When it comes to keyboard focus, then whether it has any better
potential than @longdesc has, is important to find out. To be perfect,
the keyboard focus should "happen" on the element with the @describedby
attribute - it should not "happen" on the link. OTOH, a link *is*
keyboard focusable. However, in Webkit and Opera, it seems that a link
which lacks link text is not focusable. While in Firefox it is
focusable. I don't know about IE. The Opera and Webkit behaviour can
help avoid that the link is presented twice.

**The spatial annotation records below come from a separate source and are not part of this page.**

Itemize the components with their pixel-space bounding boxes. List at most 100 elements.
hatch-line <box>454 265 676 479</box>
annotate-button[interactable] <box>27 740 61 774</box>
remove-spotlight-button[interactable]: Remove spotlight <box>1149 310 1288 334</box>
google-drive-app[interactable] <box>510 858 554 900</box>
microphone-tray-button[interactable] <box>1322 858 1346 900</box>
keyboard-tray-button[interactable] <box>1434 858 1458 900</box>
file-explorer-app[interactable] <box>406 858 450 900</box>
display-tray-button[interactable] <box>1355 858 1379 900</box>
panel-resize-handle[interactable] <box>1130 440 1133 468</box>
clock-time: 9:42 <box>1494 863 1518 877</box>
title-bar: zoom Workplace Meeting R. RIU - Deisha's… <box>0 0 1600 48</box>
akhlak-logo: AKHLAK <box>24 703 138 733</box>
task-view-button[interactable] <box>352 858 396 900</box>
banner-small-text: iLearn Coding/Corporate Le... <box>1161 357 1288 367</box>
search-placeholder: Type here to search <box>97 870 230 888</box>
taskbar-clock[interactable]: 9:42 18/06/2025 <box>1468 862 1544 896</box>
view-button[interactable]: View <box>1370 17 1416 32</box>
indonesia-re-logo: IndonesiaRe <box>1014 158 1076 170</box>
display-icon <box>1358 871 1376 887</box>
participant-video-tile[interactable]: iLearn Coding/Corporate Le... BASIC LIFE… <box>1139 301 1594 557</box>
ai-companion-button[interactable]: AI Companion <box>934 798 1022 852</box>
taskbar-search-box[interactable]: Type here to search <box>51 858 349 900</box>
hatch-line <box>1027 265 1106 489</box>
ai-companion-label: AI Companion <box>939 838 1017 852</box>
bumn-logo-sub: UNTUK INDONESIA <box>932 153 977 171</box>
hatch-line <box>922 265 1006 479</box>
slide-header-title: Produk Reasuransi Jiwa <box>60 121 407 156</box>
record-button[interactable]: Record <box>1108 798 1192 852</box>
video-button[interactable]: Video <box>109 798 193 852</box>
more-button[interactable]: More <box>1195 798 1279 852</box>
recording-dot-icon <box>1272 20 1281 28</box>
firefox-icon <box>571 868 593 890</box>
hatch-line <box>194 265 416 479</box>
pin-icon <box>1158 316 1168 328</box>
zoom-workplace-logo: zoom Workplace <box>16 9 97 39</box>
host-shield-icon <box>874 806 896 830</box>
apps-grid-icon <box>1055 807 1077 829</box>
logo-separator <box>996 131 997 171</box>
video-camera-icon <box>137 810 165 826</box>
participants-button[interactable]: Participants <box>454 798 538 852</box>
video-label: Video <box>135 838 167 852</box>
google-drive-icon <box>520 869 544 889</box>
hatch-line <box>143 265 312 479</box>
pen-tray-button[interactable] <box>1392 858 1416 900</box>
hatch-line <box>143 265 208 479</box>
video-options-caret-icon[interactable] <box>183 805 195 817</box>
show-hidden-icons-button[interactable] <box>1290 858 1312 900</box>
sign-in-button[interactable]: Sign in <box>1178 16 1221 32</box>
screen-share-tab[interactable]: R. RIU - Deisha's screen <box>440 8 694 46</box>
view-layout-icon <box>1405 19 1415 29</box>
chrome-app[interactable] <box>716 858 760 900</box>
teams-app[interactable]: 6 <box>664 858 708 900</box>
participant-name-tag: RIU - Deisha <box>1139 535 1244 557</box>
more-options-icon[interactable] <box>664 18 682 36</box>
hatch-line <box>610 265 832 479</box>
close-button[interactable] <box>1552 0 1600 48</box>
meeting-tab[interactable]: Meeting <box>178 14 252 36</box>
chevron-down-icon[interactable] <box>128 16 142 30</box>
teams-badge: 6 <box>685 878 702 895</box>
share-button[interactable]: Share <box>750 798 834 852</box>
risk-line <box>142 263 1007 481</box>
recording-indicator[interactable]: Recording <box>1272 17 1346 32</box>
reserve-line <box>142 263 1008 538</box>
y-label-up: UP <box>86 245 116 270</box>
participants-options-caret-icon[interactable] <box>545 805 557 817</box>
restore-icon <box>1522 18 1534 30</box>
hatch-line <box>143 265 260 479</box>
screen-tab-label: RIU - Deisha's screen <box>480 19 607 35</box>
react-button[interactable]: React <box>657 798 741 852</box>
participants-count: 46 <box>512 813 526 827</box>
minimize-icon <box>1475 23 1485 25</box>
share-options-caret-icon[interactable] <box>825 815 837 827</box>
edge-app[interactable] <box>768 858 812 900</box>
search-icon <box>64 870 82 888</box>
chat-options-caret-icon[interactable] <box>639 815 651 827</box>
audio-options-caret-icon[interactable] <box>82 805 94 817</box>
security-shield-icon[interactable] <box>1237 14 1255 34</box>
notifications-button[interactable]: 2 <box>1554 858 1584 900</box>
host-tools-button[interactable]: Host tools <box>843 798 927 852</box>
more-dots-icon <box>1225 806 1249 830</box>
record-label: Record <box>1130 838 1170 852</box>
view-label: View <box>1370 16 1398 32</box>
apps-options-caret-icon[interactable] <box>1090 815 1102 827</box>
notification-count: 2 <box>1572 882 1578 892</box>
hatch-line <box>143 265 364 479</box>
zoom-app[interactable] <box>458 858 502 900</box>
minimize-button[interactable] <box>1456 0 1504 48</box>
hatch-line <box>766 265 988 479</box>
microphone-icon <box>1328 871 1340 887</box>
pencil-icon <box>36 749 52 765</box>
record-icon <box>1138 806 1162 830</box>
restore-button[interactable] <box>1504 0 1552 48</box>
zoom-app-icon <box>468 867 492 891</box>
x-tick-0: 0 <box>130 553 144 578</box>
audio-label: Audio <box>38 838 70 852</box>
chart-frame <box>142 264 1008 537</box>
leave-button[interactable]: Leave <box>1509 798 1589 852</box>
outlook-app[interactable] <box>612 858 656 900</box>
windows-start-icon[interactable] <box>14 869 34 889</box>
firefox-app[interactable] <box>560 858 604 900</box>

Note that it is not always possible, for a global @describedby
attribute, to be replaced by a link that wraps around the described
element itself. For instance, if the described element itself contains
a link - then it is invalid to wrap another link around it. And, for
that reason, it seems that there is a use case for allowing
@describedby to point to a link with link text, as well. (Because,
otherwise, we would land in a situation were we added both a visible
link - for all - and a invisible link for the purpose of programmatic
association, for those that need that.)
A question is whether AT can - or should - avoid to present such links
twice. It seems that if the link *has* link text, then it should be
presented twice. E.g a visible link might be reused as a long
description link. But if the there is no link text, then it makes not
sense to read it twice.
Back-compat story: If a link without link text is placed nearby the
image/element it describes, then even ARIA enabled AT without support
for @describedby will read that link. For other users, they can make
such linsk visible via CSS.
Steve, Laura, Jonas - what do you think?